DATEDIFF handling of NULL: For current inpatients (enc_status = 'in-progress'), discharge_time is NULL, and DATEDIFF(NULL, admit_time) returns NULL. avg_los_days in the DWS layer uses AVG(CAST(los_days AS DOUBLE)), and AVG automatically ignores NULL, so the result is the average for discharged patients, which is the correct business semantics.
Time Travel retention: Default retention is 7 days. For scenarios requiring long-term historical version retention such as insurance reconciliation, periodically INSERT INTO end-of-month data snapshots into a dedicated archive table. Do not rely entirely on Time Travel.

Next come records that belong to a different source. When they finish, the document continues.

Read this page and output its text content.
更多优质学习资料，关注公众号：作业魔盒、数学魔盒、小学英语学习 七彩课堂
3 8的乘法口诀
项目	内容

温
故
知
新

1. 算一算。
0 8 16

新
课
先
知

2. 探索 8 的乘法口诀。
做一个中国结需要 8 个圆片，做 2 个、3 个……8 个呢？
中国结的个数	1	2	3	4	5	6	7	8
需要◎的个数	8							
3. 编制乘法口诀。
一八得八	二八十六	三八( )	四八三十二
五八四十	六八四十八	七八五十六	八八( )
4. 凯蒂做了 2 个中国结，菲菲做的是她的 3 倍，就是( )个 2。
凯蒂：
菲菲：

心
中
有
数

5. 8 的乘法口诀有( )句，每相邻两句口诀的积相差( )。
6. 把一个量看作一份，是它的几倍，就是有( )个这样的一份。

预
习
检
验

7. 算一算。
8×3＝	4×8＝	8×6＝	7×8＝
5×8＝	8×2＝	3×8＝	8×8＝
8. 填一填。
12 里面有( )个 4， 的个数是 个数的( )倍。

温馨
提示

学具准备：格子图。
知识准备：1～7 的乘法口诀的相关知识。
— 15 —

Column Masking: PHI masking is transparently applied to Dynamic Tables — when the DWD layer reads the ODS layer, if a column has a masking function bound to it, the value stored in DWD is also the masked value.
⚠️ Pending manual verification: Column Masking currently uses current_user() to match usernames for authorization. All usernames with access to plaintext data must be individually added to the masking function's whitelist. If your Lakehouse version supports role-based dynamic evaluation (e.g., HAS_ROLE('role_name')), you can use roles instead of username lists for more flexible maintenance. Please contact Singdata technical support to confirm whether this function is supported in your current version.